Tal como afirma o próprio artista, a produção de Angot acaba por ficar indelevelmente marcada pela influência exercida por três artistas icónicos, nomeadamente Picasso, Basquiat e Miro. Falando da evolução humana, este acrílico sobre tela revela as modalidades interpretativas do exemplo tirado da lição de Basquiat, evidentemente manifestadas nas inscrições, a coroa e o homem "estilizado", que se localizam, predominantemente, no lado direito da obra. No que diz respeito a esta última figura, parece representar um remake original e atual do personagem coroado de Grillo , ou seja, um dos dois protagonistas da pintura de Basquiat de 1984. Essas figuras, dispostas nos painéis da primeira e da terceira obra, impõem-se com força na visão do espectador, idealmente decretando-se como protagonistas emocionais da narrativa. Na realidade, porém, Grillo rejeita uma interpretação coesa, uma vez que o espectador, para compreender o sentido da pintura, deve necessariamente circular pela obra, tomando consciência de todas as suas partes, mesmo as mais abstratas. Da mesma forma, o olhar do observador da evolução humana deve abarcar tanto as partes mais realistas quanto as mais "estilizadas" da obra, fundindo-as em uma única intenção: difundir a variedade da experimentação artística, fruto da própria evolução humana.

Spaco, Spaco 110M Basquiat , 2022. Colagens/acrílico sobre tela, 30 x 30 cm.

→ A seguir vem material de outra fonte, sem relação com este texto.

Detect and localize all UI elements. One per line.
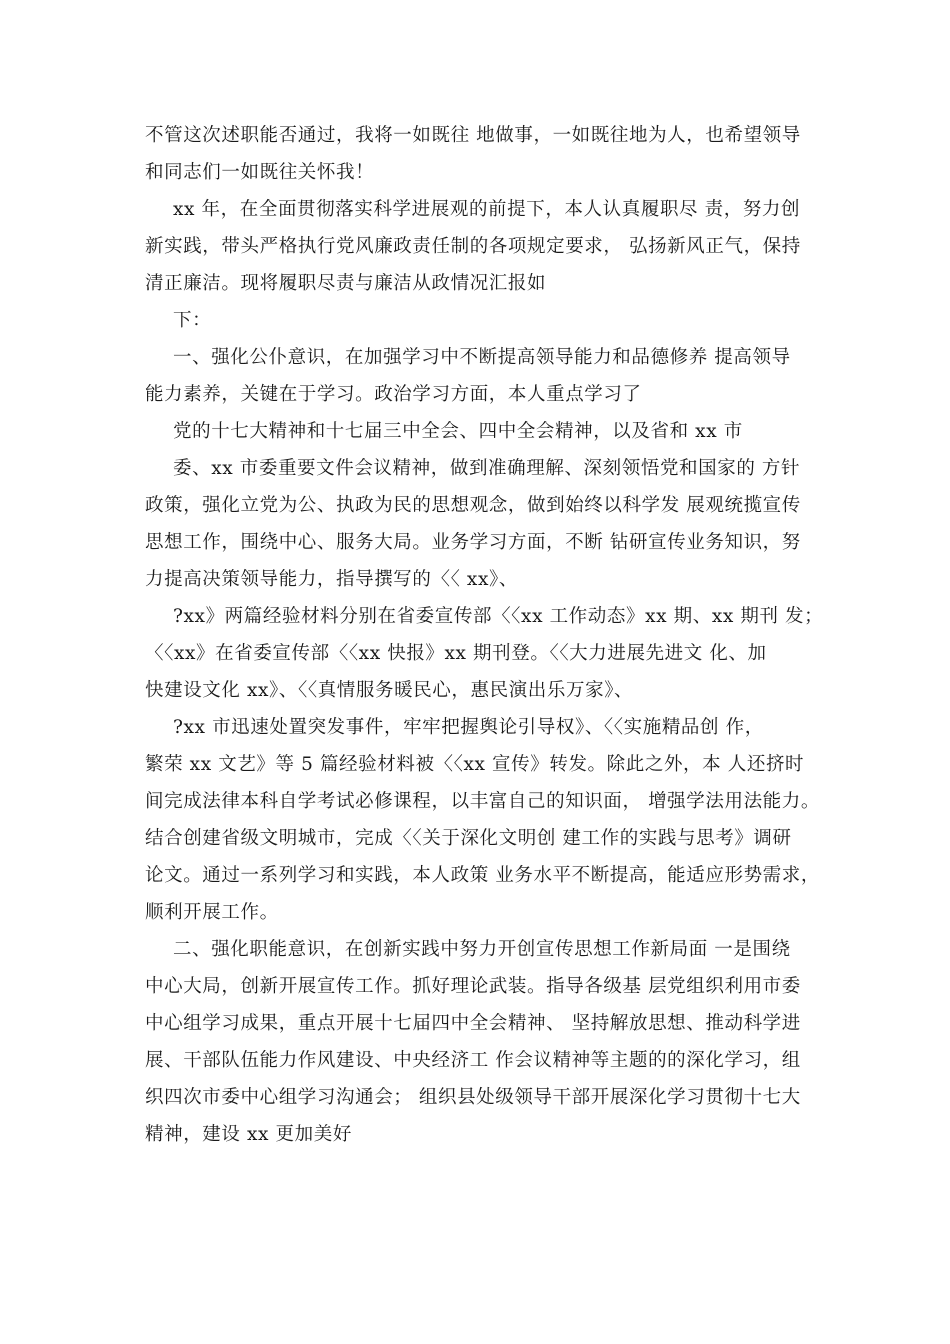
text-line: 二、强化职能意识，在创新实践中努力开创宣传思想工作新局面 一是围绕 bbox=[173, 939, 791, 960]
text-line: 中心大局，创新开展宣传工作。抓好理论武装。指导各级基 层党组织利用市委 bbox=[145, 976, 801, 997]
text-line: 顺利开展工作。 bbox=[145, 902, 279, 923]
text-line: 展、干部队伍能力作风建设、中央经济工 作会议精神等主题的的深化学习，组 bbox=[145, 1050, 801, 1071]
text-line: 精神，建设 xx 更加美好 bbox=[145, 1124, 352, 1145]
text-line: 思想工作，围绕中心、服务大局。业务学习方面，不断 钻研宣传业务知识，努 bbox=[145, 532, 801, 553]
text-line: 快建设文化 xx》、〈〈真情服务暖民心，惠民演出乐万家》、 bbox=[145, 680, 634, 701]
text-line: 繁荣 xx 文艺》等 5 篇经验材料被〈〈xx 宣传》转发。除此之外，本 人还挤时 bbox=[145, 754, 805, 775]
text-line: 委、xx 市委重要文件会议精神，做到准确理解、深刻领悟党和国家的 方针 bbox=[173, 458, 801, 479]
text-line: 织四次市委中心组学习沟通会； 组织县处级领导干部开展深化学习贯彻十七大 bbox=[145, 1087, 801, 1108]
text-line: 不管这次述职能否通过，我将一如既往 地做事，一如既往地为人，也希望领导 bbox=[145, 125, 801, 146]
text-line: 能力素养，关键在于学习。政治学习方面，本人重点学习了 bbox=[145, 384, 642, 405]
text-line: 下： bbox=[173, 310, 212, 331]
text-line: 新实践，带头严格执行党风廉政责任制的各项规定要求， 弘扬新风正气，保持 bbox=[145, 236, 801, 257]
text-line: 清正廉洁。现将履职尽责与廉洁从政情况汇报如 bbox=[145, 273, 547, 294]
text-line: 力提高决策领导能力，指导撰写的〈〈 xx》、 bbox=[145, 569, 518, 590]
text-line: 间完成法律本科自学考试必修课程，以丰富自己的知识面， 增强学法用法能力。 bbox=[145, 791, 820, 812]
text-line: 政策，强化立党为公、执政为民的思想观念，做到始终以科学发 展观统揽宣传 bbox=[145, 495, 801, 516]
text-line: ?xx》两篇经验材料分别在省委宣传部〈〈xx 工作动态》xx 期、xx 期刊 发； bbox=[173, 606, 824, 627]
text-line: 中心组学习成果，重点开展十七届四中全会精神、 坚持解放思想、推动科学进 bbox=[145, 1013, 801, 1034]
text-line: 一、强化公仆意识，在加强学习中不断提高领导能力和品德修养 提高领导 bbox=[173, 347, 791, 368]
text-line: 论文。通过一系列学习和实践，本人政策 业务水平不断提高，能适应形势需求， bbox=[145, 865, 820, 886]
text-line: 党的十七大精神和十七届三中全会、四中全会精神，以及省和 xx 市 bbox=[173, 421, 743, 442]
text-line: ?xx 市迅速处置突发事件，牢牢把握舆论引导权》、〈〈实施精品创 作， bbox=[173, 717, 764, 738]
text-line: xx 年，在全面贯彻落实科学进展观的前提下，本人认真履职尽 责，努力创 bbox=[173, 199, 801, 220]
text-line: 〈〈xx》在省委宣传部〈〈xx 快报》xx 期刊登。〈〈大力进展先进文 化、加 bbox=[145, 643, 767, 664]
text-line: 和同志们一如既往关怀我！ bbox=[145, 162, 375, 183]
text-line: 结合创建省级文明城市，完成〈〈关于深化文明创 建工作的实践与思考》调研 bbox=[145, 828, 792, 849]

Espaço: Espaço 110M Basquiat

A obra de Spaco representa um remake original de Untitled , pintura de Basquiat de 1982, que, nesta versão de 2022, é enriquecida com uma "moldura" inédita de letras e coroas, destinada a celebrar e resumir as características estilísticas mais populares do mestre americano. Voltando a Untitled , a obra-prima, vendida em maio de 2017 pela Sotheby's por US$ 110,5 milhões ao empresário e colecionador de arte japonês Yusaku Maezawa, representa uma das muitas imagens poderosas do mestre americano de crânios gigantes feitos pelo mestre americano, que, tendo as peculiaridades de ícones como logotipos, tornaram-se um dos símbolos artísticos de Basquiat por excelência. Além disso, o impacto e a replicabilidade desse tipo de memento mori parece quase dar conta da força com que, no tempo do artista, o graffiti, antes destinado apenas a paredes de metrô desfiguradas ou cabines de banheiro, penetrou na arte mundo.

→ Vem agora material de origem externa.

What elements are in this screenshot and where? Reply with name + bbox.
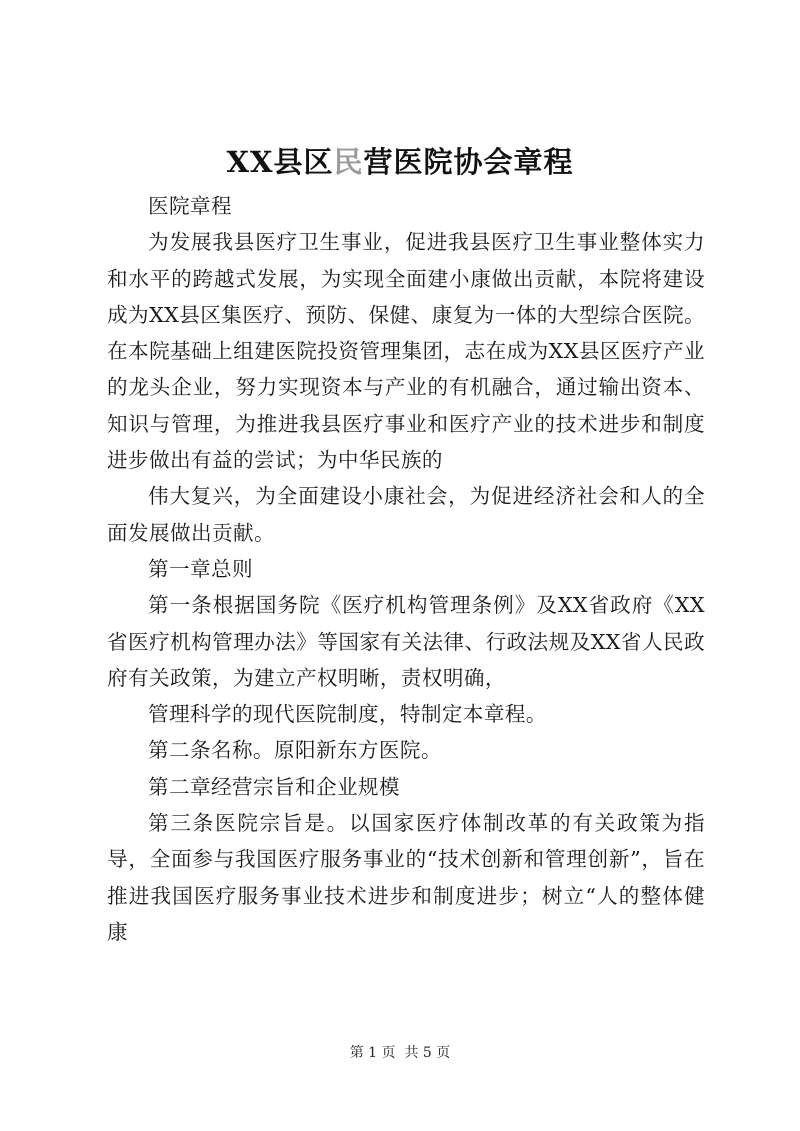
page-footer bbox=[0, 1043, 800, 1063]
paragraph-preamble: 为发展我县医疗卫生事业，促进我县医疗卫生事业整体实力和水平的跨越式发展，为实现全面建小康做出贡献，本院将建设成为XX县区集医疗、预防、保健、康复为一体的大型综合医院。在本院基础上组建医院投资管理集团，志在成为XX县区医疗产业的龙头企业，努力实现资本与产业的有机融合，通过输出资本、知识与管理，为推进我县医疗事业和医疗产业的技术进步和制度进步做出有益的尝试；为中华民族的 bbox=[107, 230, 705, 473]
paragraph-heading-hospital-charter: 医院章程 bbox=[148, 194, 232, 218]
chapter-heading-general: 第一章总则 bbox=[148, 556, 253, 581]
article-1-continued: 管理科学的现代医院制度，特制定本章程。 bbox=[148, 702, 547, 727]
title-suffix: 营医院协会章程 bbox=[363, 145, 574, 179]
title-prefix: XX县区 bbox=[226, 145, 334, 179]
chapter-heading-purpose: 第二章经营宗旨和企业规模 bbox=[148, 774, 400, 799]
article-2: 第二条名称。原阳新东方医院。 bbox=[148, 738, 442, 763]
article-3: 第三条医院宗旨是。以国家医疗体制改革的有关政策为指导，全面参与我国医疗服务事业的“技术创新和管理创新”，旨在推进我国医疗服务事业技术进步和制度进步；树立“人的整体健康 bbox=[107, 811, 705, 944]
title-highlight-char: 民 bbox=[333, 145, 364, 179]
paragraph-preamble-continued: 伟大复兴，为全面建设小康社会，为促进经济社会和人的全面发展做出贡献。 bbox=[107, 484, 705, 545]
page-number: 第 1 页 共 5 页 bbox=[349, 1045, 451, 1061]
document-body bbox=[107, 188, 705, 950]
document-title bbox=[0, 140, 800, 184]
article-1: 第一条根据国务院《医疗机构管理条例》及XX省政府《XX省医疗机构管理办法》等国家有关法律、行政法规及XX省人民政府有关政策，为建立产权明晰，责权明确， bbox=[107, 593, 705, 690]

Stan, Basquiat de Sta n , 2021. Acrílico/marcador sobre tela, 100 x 100 cm.

Stan: Basquiat de Stan

A pintura de Stan é inclusiva, assim como as obras de Basquiat, de múltiplas mensagens, imagens e, consequentemente, símbolos e alusões. De fato, arranja-se na tela: o retrato de Basquiat, provavelmente o ano de nascimento de Basquiat (1960), algumas coroas, a etiqueta SAMO, alguma escrita, letras apagadas, mãos de Miki Mouse e o Bebê Radiante de Keith Haring. Sobre a escrita do SAMO, essa abreviação das palavras "Same Old Shit" (A mesma merda de sempre) foi o pseudônimo sob o qual Basquiat e o escritor Al Diaz marcaram em Nova York de 1978 a 1980. Na verdade, foi no final dos anos 1970 que essa marca começou a se espalhar por Soho e Tribeca, onde, enriquecido com o símbolo do copyright, também ficou famoso por ser acompanhado de bordões, que, aparentemente sem sentido, representavam uma forma de zombar das falsas crenças alimentadas pela sociedade. Apesar de sua popularidade, essa dupla de escritores, cujos admiradores incluíam Keith Haring, se separaram em 1980, ou seja, quando Diaz deixou explícito que só queria dar entrevistas à imprensa anonimamente, enquanto Basquiat teria preferido revelar a identidade da dupla . Consequentemente, a partir dessa época, a tag ainda foi brevemente usada apenas por Basquiat, que, em vez das frases filosóficas usuais, escreveu apenas: "SAMO está morto".